Makna dan Tradisi Malam 1 Suro dalam Budaya Jawa
Ratas,- Budaya Jawa dikenal kaya akan tradisi yang tetap lestari hingga kini, meskipun zaman telah memasuki era modern. Salah satu tradisi yang masih dijaga dengan khidmat adalah peringatan malam satu Suro, yang diperingati setiap awal bulan pertama dalam penanggalan Jawa.

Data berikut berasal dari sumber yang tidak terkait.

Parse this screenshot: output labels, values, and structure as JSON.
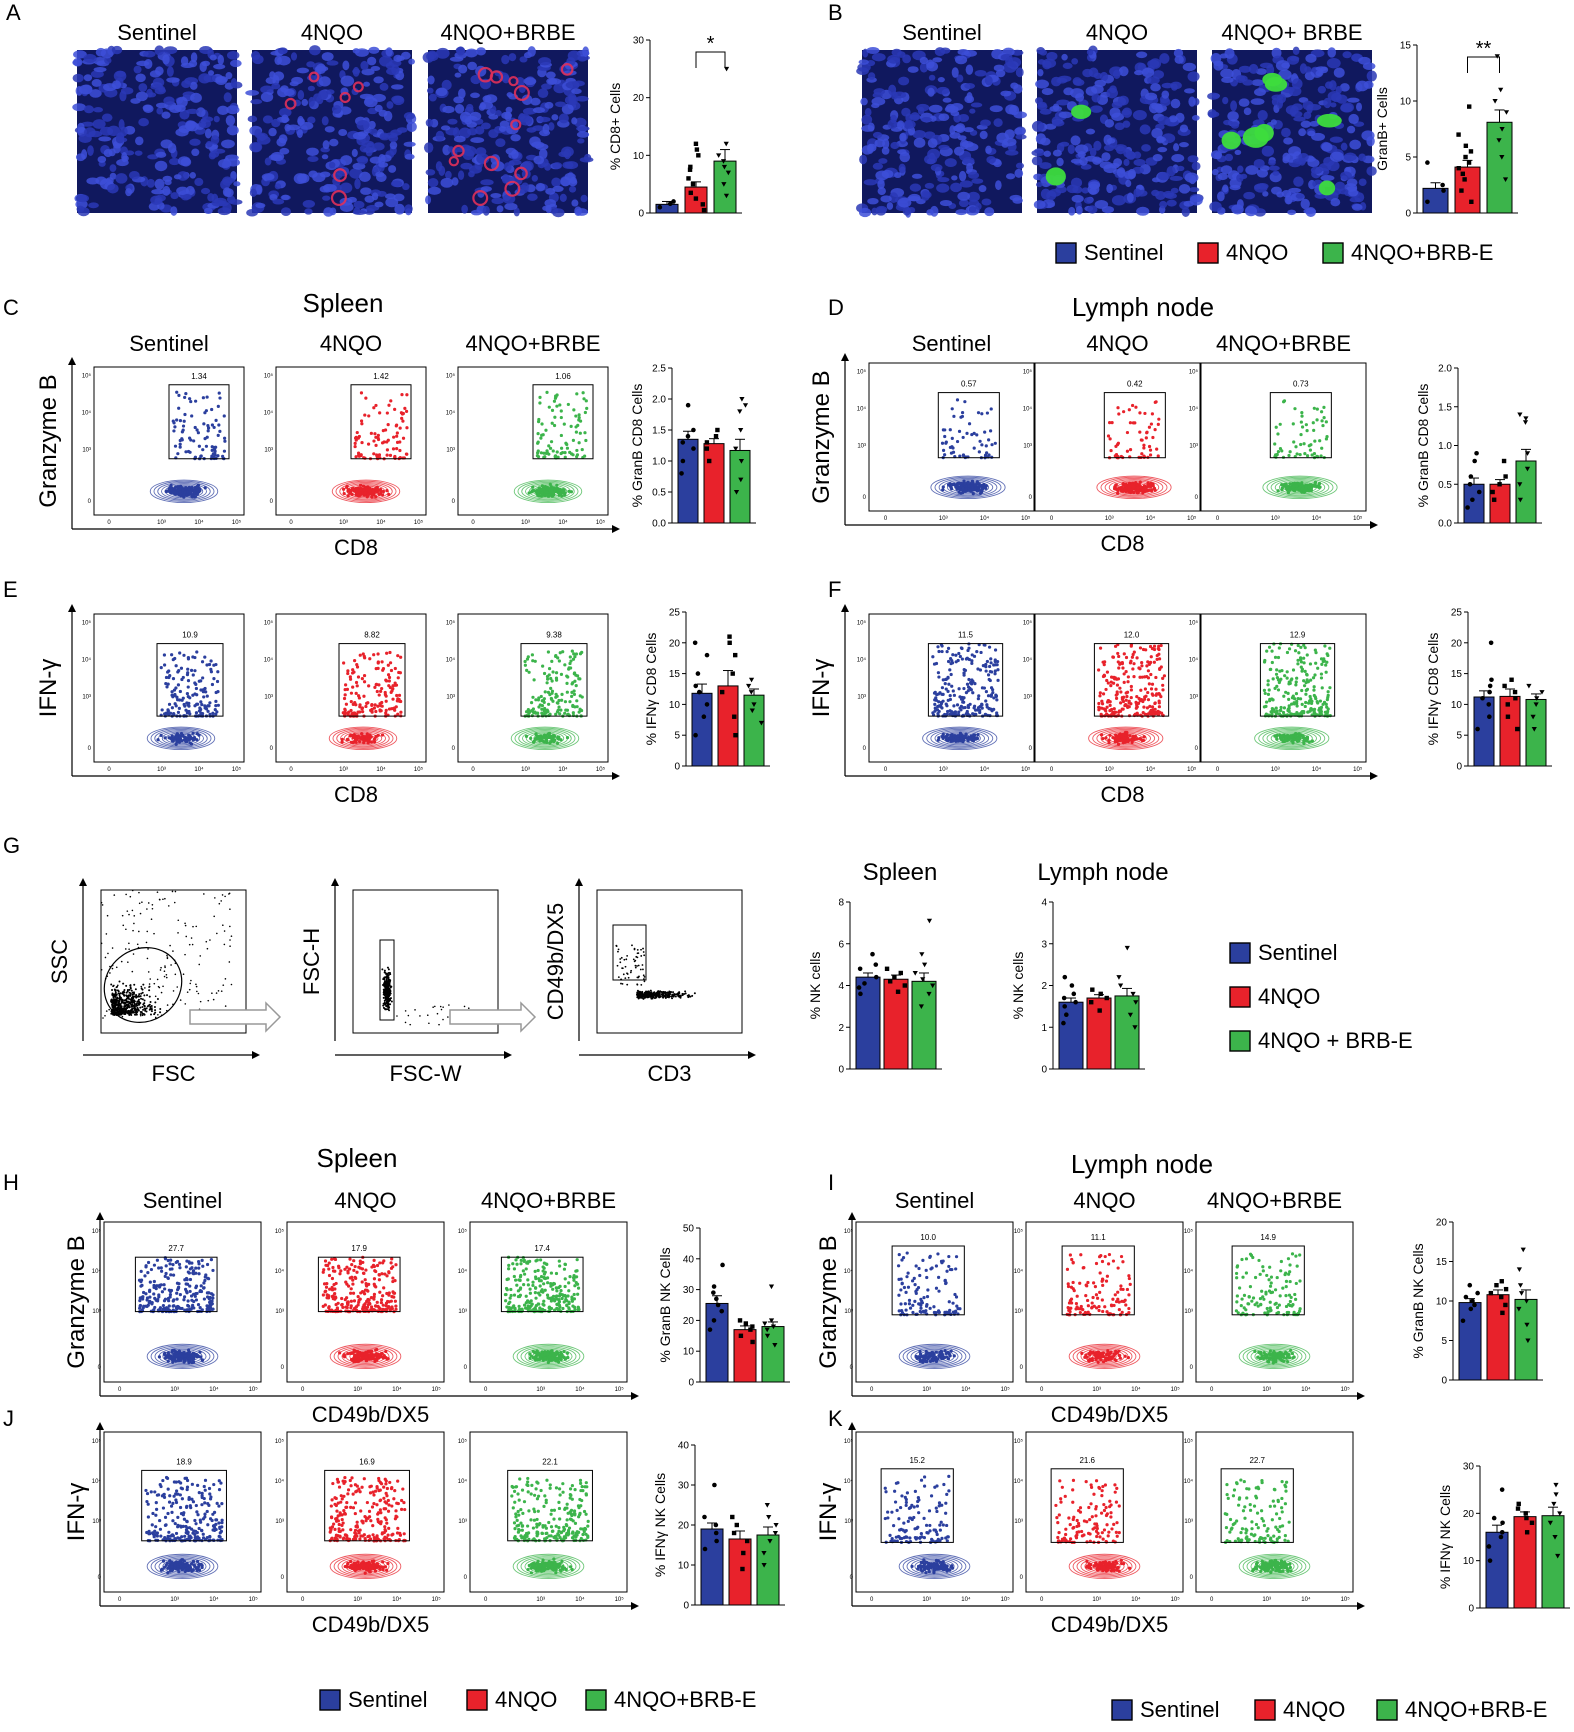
{
  "colors": {
    "sentinel": "#2b3f9e",
    "nqo": "#e8222b",
    "brbe": "#3cb44b",
    "micro_bg": "#1e2a9a",
    "cd8_stain": "#e0305a",
    "granb_stain": "#3ddc3d"
  },
  "panels": {
    "A": {
      "letter": "A",
      "groups": [
        "Sentinel",
        "4NQO",
        "4NQO+BRBE"
      ],
      "stain": "cd8"
    },
    "B": {
      "letter": "B",
      "groups": [
        "Sentinel",
        "4NQO",
        "4NQO+ BRBE"
      ],
      "stain": "granb"
    },
    "C": {
      "letter": "C",
      "tissue": "Spleen",
      "groups": [
        "Sentinel",
        "4NQO",
        "4NQO+BRBE"
      ],
      "ylabel": "Granzyme B",
      "xlabel": "CD8",
      "gates": [
        "1.34",
        "1.42",
        "1.06"
      ]
    },
    "D": {
      "letter": "D",
      "tissue": "Lymph node",
      "groups": [
        "Sentinel",
        "4NQO",
        "4NQO+BRBE"
      ],
      "ylabel": "Granzyme B",
      "xlabel": "CD8",
      "gates": [
        "0.57",
        "0.42",
        "0.73"
      ]
    },
    "E": {
      "letter": "E",
      "ylabel": "IFN-γ",
      "xlabel": "CD8",
      "gates": [
        "10.9",
        "8.82",
        "9.38"
      ]
    },
    "F": {
      "letter": "F",
      "ylabel": "IFN-γ",
      "xlabel": "CD8",
      "gates": [
        "11.5",
        "12.0",
        "12.9"
      ]
    },
    "G": {
      "letter": "G",
      "gating": [
        {
          "ylabel": "SSC",
          "xlabel": "FSC"
        },
        {
          "ylabel": "FSC-H",
          "xlabel": "FSC-W"
        },
        {
          "ylabel": "CD49b/DX5",
          "xlabel": "CD3"
        }
      ],
      "titles": [
        "Spleen",
        "Lymph node"
      ]
    },
    "H": {
      "letter": "H",
      "tissue": "Spleen",
      "groups": [
        "Sentinel",
        "4NQO",
        "4NQO+BRBE"
      ],
      "ylabel": "Granzyme B",
      "xlabel": "CD49b/DX5",
      "gates": [
        "27.7",
        "17.9",
        "17.4"
      ]
    },
    "I": {
      "letter": "I",
      "tissue": "Lymph node",
      "groups": [
        "Sentinel",
        "4NQO",
        "4NQO+BRBE"
      ],
      "ylabel": "Granzyme B",
      "xlabel": "CD49b/DX5",
      "gates": [
        "10.0",
        "11.1",
        "14.9"
      ]
    },
    "J": {
      "letter": "J",
      "ylabel": "IFN-γ",
      "xlabel": "CD49b/DX5",
      "gates": [
        "18.9",
        "16.9",
        "22.1"
      ]
    },
    "K": {
      "letter": "K",
      "ylabel": "IFN-γ",
      "xlabel": "CD49b/DX5",
      "gates": [
        "15.2",
        "21.6",
        "22.7"
      ]
    }
  },
  "legends": {
    "top": [
      "Sentinel",
      "4NQO",
      "4NQO+BRB-E"
    ],
    "g": [
      "Sentinel",
      "4NQO",
      "4NQO + BRB-E"
    ],
    "bottom_left": [
      "Sentinel",
      "4NQO",
      "4NQO+BRB-E"
    ],
    "bottom_right": [
      "Sentinel",
      "4NQO",
      "4NQO+BRB-E"
    ]
  },
  "chart_data": [
    {
      "id": "A",
      "type": "bar",
      "ylabel": "% CD8+ Cells",
      "ylim": [
        0,
        30
      ],
      "yticks": [
        0,
        10,
        20,
        30
      ],
      "categories": [
        "Sentinel",
        "4NQO",
        "4NQO+BRBE"
      ],
      "values": [
        1.5,
        4.5,
        9.0
      ],
      "errors": [
        0.5,
        0.9,
        2.0
      ],
      "points": [
        [
          1.0,
          1.6,
          2.0
        ],
        [
          0.5,
          1.5,
          2.5,
          3.5,
          5.0,
          6.0,
          7.5,
          8.0,
          10.0,
          11.0,
          12.0
        ],
        [
          3.0,
          5.0,
          7.0,
          8.0,
          9.0,
          10.0,
          12.0,
          25.0
        ]
      ],
      "significance": [
        {
          "from": 1,
          "to": 2,
          "label": "*"
        }
      ]
    },
    {
      "id": "B",
      "type": "bar",
      "ylabel": "GranB+ Cells",
      "ylim": [
        0,
        15
      ],
      "yticks": [
        0,
        5,
        10,
        15
      ],
      "categories": [
        "Sentinel",
        "4NQO",
        "4NQO+BRBE"
      ],
      "values": [
        2.2,
        4.1,
        8.1
      ],
      "errors": [
        0.5,
        0.6,
        1.1
      ],
      "points": [
        [
          1.0,
          2.0,
          2.5,
          4.5
        ],
        [
          1.0,
          2.0,
          3.0,
          3.5,
          4.0,
          4.5,
          5.0,
          5.5,
          6.0,
          7.0,
          9.5
        ],
        [
          3.0,
          5.0,
          6.5,
          7.5,
          9.0,
          10.0,
          11.0,
          14.0
        ]
      ],
      "significance": [
        {
          "from": 1,
          "to": 2,
          "label": "**"
        }
      ]
    },
    {
      "id": "C",
      "type": "bar",
      "ylabel": "% GranB CD8 Cells",
      "ylim": [
        0,
        2.5
      ],
      "yticks": [
        0,
        0.5,
        1.0,
        1.5,
        2.0,
        2.5
      ],
      "categories": [
        "Sentinel",
        "4NQO",
        "4NQO+BRBE"
      ],
      "values": [
        1.35,
        1.28,
        1.17
      ],
      "errors": [
        0.13,
        0.08,
        0.18
      ],
      "points": [
        [
          0.8,
          1.0,
          1.2,
          1.3,
          1.4,
          1.5,
          1.9
        ],
        [
          1.0,
          1.2,
          1.3,
          1.4,
          1.5
        ],
        [
          0.5,
          0.7,
          1.0,
          1.2,
          1.5,
          1.8,
          1.9,
          2.0
        ]
      ],
      "significance": []
    },
    {
      "id": "D",
      "type": "bar",
      "ylabel": "% GranB CD8 Cells",
      "ylim": [
        0,
        2.0
      ],
      "yticks": [
        0,
        0.5,
        1.0,
        1.5,
        2.0
      ],
      "categories": [
        "Sentinel",
        "4NQO",
        "4NQO+BRBE"
      ],
      "values": [
        0.5,
        0.5,
        0.8
      ],
      "errors": [
        0.08,
        0.06,
        0.15
      ],
      "points": [
        [
          0.2,
          0.3,
          0.4,
          0.5,
          0.6,
          0.8,
          0.9
        ],
        [
          0.3,
          0.4,
          0.5,
          0.6,
          0.8
        ],
        [
          0.3,
          0.5,
          0.7,
          0.9,
          1.3,
          1.35,
          1.4
        ]
      ],
      "significance": []
    },
    {
      "id": "E",
      "type": "bar",
      "ylabel": "% IFNγ CD8 Cells",
      "ylim": [
        0,
        25
      ],
      "yticks": [
        0,
        5,
        10,
        15,
        20,
        25
      ],
      "categories": [
        "Sentinel",
        "4NQO",
        "4NQO+BRBE"
      ],
      "values": [
        11.8,
        13.0,
        11.5
      ],
      "errors": [
        1.5,
        2.5,
        1.0
      ],
      "points": [
        [
          5.0,
          8.0,
          10.0,
          12.0,
          13.0,
          15.0,
          18.0,
          20.0
        ],
        [
          5.0,
          8.0,
          12.0,
          15.0,
          18.0,
          20.0,
          21.0
        ],
        [
          7.0,
          9.0,
          10.0,
          12.0,
          13.0,
          14.0
        ]
      ],
      "significance": []
    },
    {
      "id": "F",
      "type": "bar",
      "ylabel": "% IFNγ CD8 Cells",
      "ylim": [
        0,
        25
      ],
      "yticks": [
        0,
        5,
        10,
        15,
        20,
        25
      ],
      "categories": [
        "Sentinel",
        "4NQO",
        "4NQO+BRBE"
      ],
      "values": [
        11.2,
        11.3,
        10.8
      ],
      "errors": [
        1.0,
        1.2,
        0.9
      ],
      "points": [
        [
          6.0,
          8.0,
          10.0,
          11.0,
          12.0,
          13.0,
          14.0,
          20.0
        ],
        [
          6.0,
          8.0,
          10.0,
          11.0,
          12.0,
          13.0,
          14.0
        ],
        [
          6.0,
          8.0,
          10.0,
          11.0,
          12.0,
          13.0
        ]
      ],
      "significance": []
    },
    {
      "id": "G1",
      "type": "bar",
      "title": "Spleen",
      "ylabel": "% NK cells",
      "ylim": [
        0,
        8
      ],
      "yticks": [
        0,
        2,
        4,
        6,
        8
      ],
      "categories": [
        "Sentinel",
        "4NQO",
        "4NQO+BRB-E"
      ],
      "values": [
        4.4,
        4.3,
        4.2
      ],
      "errors": [
        0.2,
        0.2,
        0.4
      ],
      "points": [
        [
          3.6,
          3.9,
          4.1,
          4.4,
          4.8,
          5.0,
          5.5
        ],
        [
          3.7,
          4.0,
          4.2,
          4.4,
          4.6,
          4.8
        ],
        [
          3.0,
          3.6,
          4.0,
          4.3,
          4.6,
          5.0,
          5.5,
          7.1
        ]
      ],
      "significance": []
    },
    {
      "id": "G2",
      "type": "bar",
      "title": "Lymph node",
      "ylabel": "% NK cells",
      "ylim": [
        0,
        4
      ],
      "yticks": [
        0,
        1,
        2,
        3,
        4
      ],
      "categories": [
        "Sentinel",
        "4NQO",
        "4NQO+BRB-E"
      ],
      "values": [
        1.6,
        1.7,
        1.75
      ],
      "errors": [
        0.1,
        0.08,
        0.18
      ],
      "points": [
        [
          1.1,
          1.3,
          1.5,
          1.6,
          1.7,
          1.8,
          2.0,
          2.2
        ],
        [
          1.4,
          1.6,
          1.7,
          1.8,
          1.9
        ],
        [
          1.0,
          1.3,
          1.6,
          1.8,
          2.0,
          2.2,
          2.9
        ]
      ],
      "significance": []
    },
    {
      "id": "H",
      "type": "bar",
      "ylabel": "% GranB NK Cells",
      "ylim": [
        0,
        50
      ],
      "yticks": [
        0,
        10,
        20,
        30,
        40,
        50
      ],
      "categories": [
        "Sentinel",
        "4NQO",
        "4NQO+BRBE"
      ],
      "values": [
        25.5,
        17.0,
        18.0
      ],
      "errors": [
        2.5,
        1.2,
        1.5
      ],
      "points": [
        [
          17.0,
          20.0,
          23.0,
          25.0,
          27.0,
          29.0,
          31.0,
          38.0
        ],
        [
          13.0,
          15.0,
          17.0,
          18.0,
          19.0,
          20.0
        ],
        [
          12.0,
          15.0,
          17.0,
          18.0,
          19.0,
          20.0,
          31.0
        ]
      ],
      "significance": []
    },
    {
      "id": "I",
      "type": "bar",
      "ylabel": "% GranB NK Cells",
      "ylim": [
        0,
        20
      ],
      "yticks": [
        0,
        5,
        10,
        15,
        20
      ],
      "categories": [
        "Sentinel",
        "4NQO",
        "4NQO+BRBE"
      ],
      "values": [
        9.8,
        10.8,
        10.2
      ],
      "errors": [
        0.5,
        0.6,
        1.2
      ],
      "points": [
        [
          7.5,
          9.0,
          9.5,
          10.0,
          10.5,
          11.0,
          12.0
        ],
        [
          8.5,
          9.5,
          10.5,
          11.0,
          11.5,
          12.0,
          12.5
        ],
        [
          5.0,
          7.0,
          9.0,
          10.0,
          11.0,
          12.0,
          14.0,
          16.5
        ]
      ],
      "significance": []
    },
    {
      "id": "J",
      "type": "bar",
      "ylabel": "% IFNγ NK Cells",
      "ylim": [
        0,
        40
      ],
      "yticks": [
        0,
        10,
        20,
        30,
        40
      ],
      "categories": [
        "Sentinel",
        "4NQO",
        "4NQO+BRBE"
      ],
      "values": [
        19.0,
        16.5,
        17.5
      ],
      "errors": [
        1.5,
        2.0,
        2.0
      ],
      "points": [
        [
          14.0,
          16.0,
          18.0,
          20.0,
          22.0,
          30.0
        ],
        [
          9.0,
          13.0,
          16.0,
          18.0,
          20.0,
          22.0
        ],
        [
          10.0,
          13.0,
          16.0,
          18.0,
          20.0,
          22.0,
          25.0
        ]
      ],
      "significance": []
    },
    {
      "id": "K",
      "type": "bar",
      "ylabel": "% IFNγ NK Cells",
      "ylim": [
        0,
        30
      ],
      "yticks": [
        0,
        10,
        20,
        30
      ],
      "categories": [
        "Sentinel",
        "4NQO",
        "4NQO+BRBE"
      ],
      "values": [
        16.0,
        19.3,
        19.5
      ],
      "errors": [
        1.5,
        1.0,
        1.8
      ],
      "points": [
        [
          10.0,
          13.0,
          15.0,
          16.0,
          18.0,
          19.0,
          25.0
        ],
        [
          16.0,
          18.0,
          19.0,
          20.0,
          21.0,
          22.0
        ],
        [
          11.0,
          15.0,
          18.0,
          20.0,
          22.0,
          24.0,
          26.0
        ]
      ],
      "significance": []
    }
  ]
}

Malam satu Suro bertepatan dengan 1 Muharram dalam kalender Hijriyah, yang juga merupakan awal tahun baru Islam. Tahun ini, malam satu Suro jatuh pada 28 Juni 2025. Dalam kalender Jawa, sistem penanggalan ini pertama kali diperkenalkan oleh Sultan Agung Hanyokrokusumo dari Kerajaan Mataram pada tahun 1940 Jawa (sekitar 1633 Masehi), dengan mengadopsi sistem Hijriyah namun tetap mempertahankan unsur lokal Jawa.
Sakralitas Malam Satu Suro
Bagi masyarakat Jawa, khususnya di wilayah Jawa Tengah dan Yogyakarta, malam satu Suro dianggap malam yang sakral. Ini bukan sekadar pergantian tahun, tetapi momentum spiritual untuk introspeksi, pembersihan diri, dan mendekatkan diri kepada Tuhan Yang Maha Esa.

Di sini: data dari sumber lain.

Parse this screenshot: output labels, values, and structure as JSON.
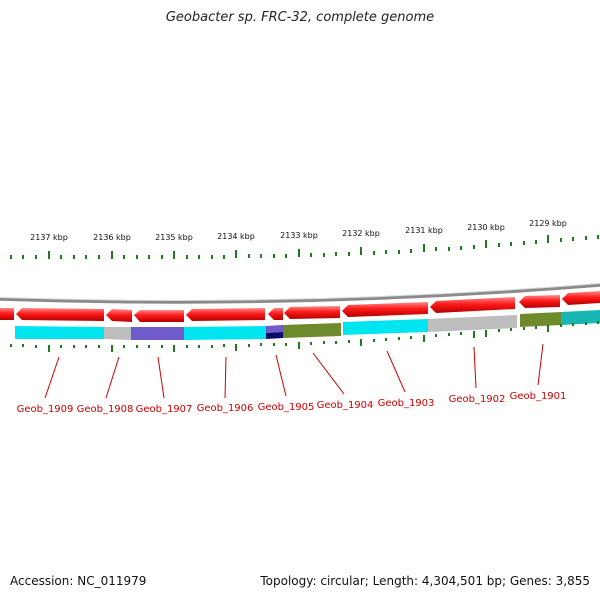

Banyak kepercayaan dan ritual dilakukan pada malam ini, seperti ziarah ke makam leluhur, tirakat, tapa bisu (tidak berbicara sepanjang malam), hingga larung sesaji atau melempar persembahan ke laut sebagai bentuk sedekah dan penghormatan kepada alam.
Di beberapa daerah, warga percaya bahwa mandi di sumber air tertentu seperti di wilayah Nganjuk pada malam ini dapat membawa keberkahan, awet muda, dan panjang umur.
Sejarah Kalender Jawa dan Malam Suro
Asal-usul malam satu Suro berakar dari penyesuaian kalender Hijriyah ke sistem penanggalan Jawa pada masa Sultan Agung. Sultan Agung menciptakan kalender Jawa dengan tujuan menyatukan kelompok Santri dan Abangan, serta menyatukan semangat perlawanan rakyat terhadap kolonialisme Belanda.
Dalam sejarahnya, Sultan Agung menetapkan 1 Suro bertepatan dengan 1 Muharram yang jatuh pada hari Jumat Legi, sebuah hari yang diyakini membawa keberkahan. Oleh karenanya, malam satu Suro tidak digunakan untuk kegiatan yang bersifat duniawi, melainkan lebih banyak digunakan untuk kegiatan religius seperti ngaji, haji, atau ziarah.
Ragam Tradisi Malam Satu Suro
Perayaan malam satu Suro memiliki kekhasan di tiap daerah. Di Solo, tradisi ini ditandai dengan Kirab Kebo Bule Kyai Slamet, seekor kerbau berwarna putih yang dianggap keramat oleh masyarakat dan merupakan bagian dari pusaka Keraton Kasunanan Surakarta.
Sementara itu, di Yogyakarta, prosesi malam satu Suro diramaikan dengan kirab pusaka seperti keris dan benda-benda warisan keraton. Pusaka-pusaka ini dikirab keliling pelataran keraton dalam suasana hening dan penuh khidmat.
Selain itu, tradisi tapa bisu juga umum dilakukan, di mana para peserta kirab tidak mengucapkan sepatah kata pun sepanjang prosesi sebagai simbol perenungan dan pembersihan batin menjelang tahun yang baru.
Makna Filosofis
Malam satu Suro bukan sekadar perayaan, tetapi menjadi momentum spiritual untuk introspeksi diri, memohon perlindungan Tuhan, serta memperkuat hubungan batin dengan leluhur dan alam. Melalui berbagai ritual dan laku spiritual, masyarakat Jawa berharap mendapatkan keberkahan dan terhindar dari marabahaya sepanjang tahun mendatang.
Tradisi ini memperlihatkan bagaimana nilai-nilai luhur Jawa seperti keselarasan, ketenangan batin, dan spiritualitas tetap dijaga meskipun zaman terus berubah.